My Review of Hidden Figures

Hidden Figures: The American Dream and the Untold Story of the Black Women Mathematicians Who Helped Win the Space RaceHidden Figures: The American Dream and the Untold Story of the Black Women Mathematicians Who Helped Win the Space Race by Margot Lee Shetterly

My rating: 4 of 5 stars

5 stars for the story. 4 on the writing.

First, I want to say well done to Author Margot Lee Shetterly for all the research and work she did to bring this story to light. She clearly put a lot of time and effort and it shows by the thoroughness of this story.

This book is a fascinating look at remarkable women, particularly African-American women, who overcame segregation, racism, gender politics, and more to not only secure jobs at NACA (NASA’s predecessor) in the late 1930s and early 1940s, but to thrive and contribute to some of the most important aeronautic and space achievements in the mid-twentieth century—so it’s quite impressive that this story was packaged in approximately 265 pages. (I say approximately because the book is bit less than 265 because each chapter started on the right hand page, even if there was no text from the previous chapter on the left hand page. And also while the complete book 349 pages, the last 1/4 is only the notes, bibliography, index, and reading group guide.)

My one main criticism is that this book should have been longer.

The book interwove the stories of several black female protagonists from the late 1930s through the early 1970s. While the cover mentions 4 main women (Dorothy Vaughn, Mary Jackson, Katherine Johnson, and Christine Darden), there are several more women discussed and many more women mentioned throughout the book. So many fascinating and interesting women who were pioneers not only in a workforce, but in math and scientific field, and this book just could not do justice to all of these amazing women. To do so would take several books. But if this book had another 100 pages or so, I think some of these stories could have been fleshed out a bit better (more on that below).

This book dealt with quite complex social and economic themes by showing us these women’s individual narratives (mainly the 4 listed above) set against the history and politics of the time, including the development and rise of NACA/NASA. While the book does nicely deal with the complicated themes of race and gender, I found the narrative to be choppy and disjointed, often overlapping and jumping from one person to the next, and forward and backward through time. This disjointedness created many mini-sections within each chapter, and contributed to the pacing getting bogged down. This resulted in me reading a few sections of a chapter, then putting the book aside for a while, which meant that although I normally would have finished a book this size in a couple days (maybe one weekend day), it instead took me a week and a half to finish it.
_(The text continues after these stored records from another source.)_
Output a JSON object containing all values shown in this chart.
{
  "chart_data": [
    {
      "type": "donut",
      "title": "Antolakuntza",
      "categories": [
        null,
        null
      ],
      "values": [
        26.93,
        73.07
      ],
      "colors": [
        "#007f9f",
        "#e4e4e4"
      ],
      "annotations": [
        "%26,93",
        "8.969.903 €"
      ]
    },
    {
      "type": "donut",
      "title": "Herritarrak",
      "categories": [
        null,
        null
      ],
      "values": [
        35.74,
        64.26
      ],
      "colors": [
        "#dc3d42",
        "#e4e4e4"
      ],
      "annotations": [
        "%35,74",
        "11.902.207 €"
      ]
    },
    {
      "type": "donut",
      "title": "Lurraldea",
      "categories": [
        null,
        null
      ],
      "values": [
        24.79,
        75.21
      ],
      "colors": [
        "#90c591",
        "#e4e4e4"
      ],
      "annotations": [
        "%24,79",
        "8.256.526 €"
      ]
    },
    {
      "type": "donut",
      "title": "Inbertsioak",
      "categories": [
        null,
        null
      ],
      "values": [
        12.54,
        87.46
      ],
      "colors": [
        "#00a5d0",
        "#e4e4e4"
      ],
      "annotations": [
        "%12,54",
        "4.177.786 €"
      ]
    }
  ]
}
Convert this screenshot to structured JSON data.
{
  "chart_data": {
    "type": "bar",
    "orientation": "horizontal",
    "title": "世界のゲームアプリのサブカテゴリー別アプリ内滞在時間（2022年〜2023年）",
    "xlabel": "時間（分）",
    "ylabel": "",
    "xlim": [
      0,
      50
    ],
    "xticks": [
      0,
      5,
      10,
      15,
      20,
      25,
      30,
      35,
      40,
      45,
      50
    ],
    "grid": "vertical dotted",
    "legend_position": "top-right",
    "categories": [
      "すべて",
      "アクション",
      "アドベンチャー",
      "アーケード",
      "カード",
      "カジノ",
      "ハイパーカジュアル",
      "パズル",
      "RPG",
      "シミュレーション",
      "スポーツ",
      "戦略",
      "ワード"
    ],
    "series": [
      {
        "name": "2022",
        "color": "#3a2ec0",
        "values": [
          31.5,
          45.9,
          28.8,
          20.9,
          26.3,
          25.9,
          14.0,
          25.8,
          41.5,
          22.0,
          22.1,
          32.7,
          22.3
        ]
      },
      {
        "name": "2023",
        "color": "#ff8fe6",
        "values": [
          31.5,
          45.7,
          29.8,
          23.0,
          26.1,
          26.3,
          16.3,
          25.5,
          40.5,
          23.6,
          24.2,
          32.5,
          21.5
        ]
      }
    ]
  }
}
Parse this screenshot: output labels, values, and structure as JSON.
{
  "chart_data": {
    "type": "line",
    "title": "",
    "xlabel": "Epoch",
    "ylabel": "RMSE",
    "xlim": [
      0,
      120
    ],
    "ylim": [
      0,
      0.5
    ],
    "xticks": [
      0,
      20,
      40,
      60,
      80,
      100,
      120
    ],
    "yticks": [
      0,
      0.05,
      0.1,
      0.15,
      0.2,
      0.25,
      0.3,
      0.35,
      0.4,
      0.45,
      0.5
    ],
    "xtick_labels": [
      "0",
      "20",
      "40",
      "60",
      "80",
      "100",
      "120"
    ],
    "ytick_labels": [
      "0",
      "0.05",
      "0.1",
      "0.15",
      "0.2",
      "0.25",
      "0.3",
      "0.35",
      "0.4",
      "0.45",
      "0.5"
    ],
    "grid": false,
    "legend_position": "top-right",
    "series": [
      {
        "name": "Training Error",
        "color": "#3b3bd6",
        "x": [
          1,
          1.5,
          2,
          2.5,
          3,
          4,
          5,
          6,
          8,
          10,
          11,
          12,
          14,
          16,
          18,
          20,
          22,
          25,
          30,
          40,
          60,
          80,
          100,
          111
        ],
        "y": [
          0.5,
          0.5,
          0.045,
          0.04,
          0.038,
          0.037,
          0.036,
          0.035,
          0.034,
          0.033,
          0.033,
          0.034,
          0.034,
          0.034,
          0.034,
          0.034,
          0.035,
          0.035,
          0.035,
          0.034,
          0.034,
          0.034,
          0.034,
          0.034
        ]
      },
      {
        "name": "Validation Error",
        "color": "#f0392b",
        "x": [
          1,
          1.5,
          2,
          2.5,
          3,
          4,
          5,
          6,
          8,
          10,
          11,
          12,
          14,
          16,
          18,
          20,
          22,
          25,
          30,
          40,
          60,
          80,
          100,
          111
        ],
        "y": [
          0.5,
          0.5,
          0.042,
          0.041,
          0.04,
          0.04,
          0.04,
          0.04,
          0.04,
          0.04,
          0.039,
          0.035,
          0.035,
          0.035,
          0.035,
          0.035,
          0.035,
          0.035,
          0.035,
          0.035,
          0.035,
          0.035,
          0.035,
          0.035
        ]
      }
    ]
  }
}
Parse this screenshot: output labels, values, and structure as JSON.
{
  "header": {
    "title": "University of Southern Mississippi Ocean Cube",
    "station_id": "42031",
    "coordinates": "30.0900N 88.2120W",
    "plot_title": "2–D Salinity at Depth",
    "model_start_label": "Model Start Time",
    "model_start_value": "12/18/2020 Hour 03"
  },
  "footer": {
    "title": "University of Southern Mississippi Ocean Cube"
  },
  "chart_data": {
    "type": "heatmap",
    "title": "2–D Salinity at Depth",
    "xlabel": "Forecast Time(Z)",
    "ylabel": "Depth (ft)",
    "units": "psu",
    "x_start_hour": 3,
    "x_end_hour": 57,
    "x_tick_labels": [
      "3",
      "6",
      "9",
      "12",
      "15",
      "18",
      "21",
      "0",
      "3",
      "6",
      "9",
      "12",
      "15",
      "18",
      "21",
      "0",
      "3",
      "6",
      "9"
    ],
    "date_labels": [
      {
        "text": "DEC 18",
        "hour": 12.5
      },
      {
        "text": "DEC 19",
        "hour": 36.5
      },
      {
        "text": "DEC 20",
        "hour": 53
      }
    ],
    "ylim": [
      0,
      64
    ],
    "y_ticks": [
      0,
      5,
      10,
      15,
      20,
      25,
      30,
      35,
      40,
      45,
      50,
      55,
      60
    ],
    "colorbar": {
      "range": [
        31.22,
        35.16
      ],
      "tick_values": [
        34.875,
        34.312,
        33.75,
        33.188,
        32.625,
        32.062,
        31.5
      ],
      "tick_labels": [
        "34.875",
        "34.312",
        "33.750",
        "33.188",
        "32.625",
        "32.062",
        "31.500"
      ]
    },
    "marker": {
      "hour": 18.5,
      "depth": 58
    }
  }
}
The writing also leaned more toward the technical (the science and math of aeronautics and space travel). While this technical writing supported the story of NACA/NASA’s development and the work being done by the women of and other staff, it lacked the warmth and depth of a personal narrative. While the post-WWII space race is fascinating, there are many books on the subject and I was more interested in the women’s personal narratives. More on their individual experiences, which we are really only given glimpses of. I realize each women’s personal journey heavily relied on what was happening in the world/NASA, but I would have liked to read a bit less NASA’s story and more on the women. Ms. Shetterly even notes in the epilogue that she had to cut quite a bit of personal narrative out. I find that disappointing, because I think readers would have gladly read another 100 or more pages.

I do admit that the complexity of this story would make it hard to separate the personal narratives from the story of NACA/NASA and the politics and history of that time—and Ms. Shetterly probably could have tripled the pages to tell this story. But I find it sad that parts were cut with no real explanation as to why other than to keep the book at a “reasonable” length. (I’m guessing the publisher wanted this to be under 300 pages probably for marketability purposes.)

Despite the issues I saw with the writing and the editorial choices, this is a book worth reading. This is a story that should be taught in secondary schools because there is not enough focus on the contributions of women, especially minority women and women in the sciences, throughout history.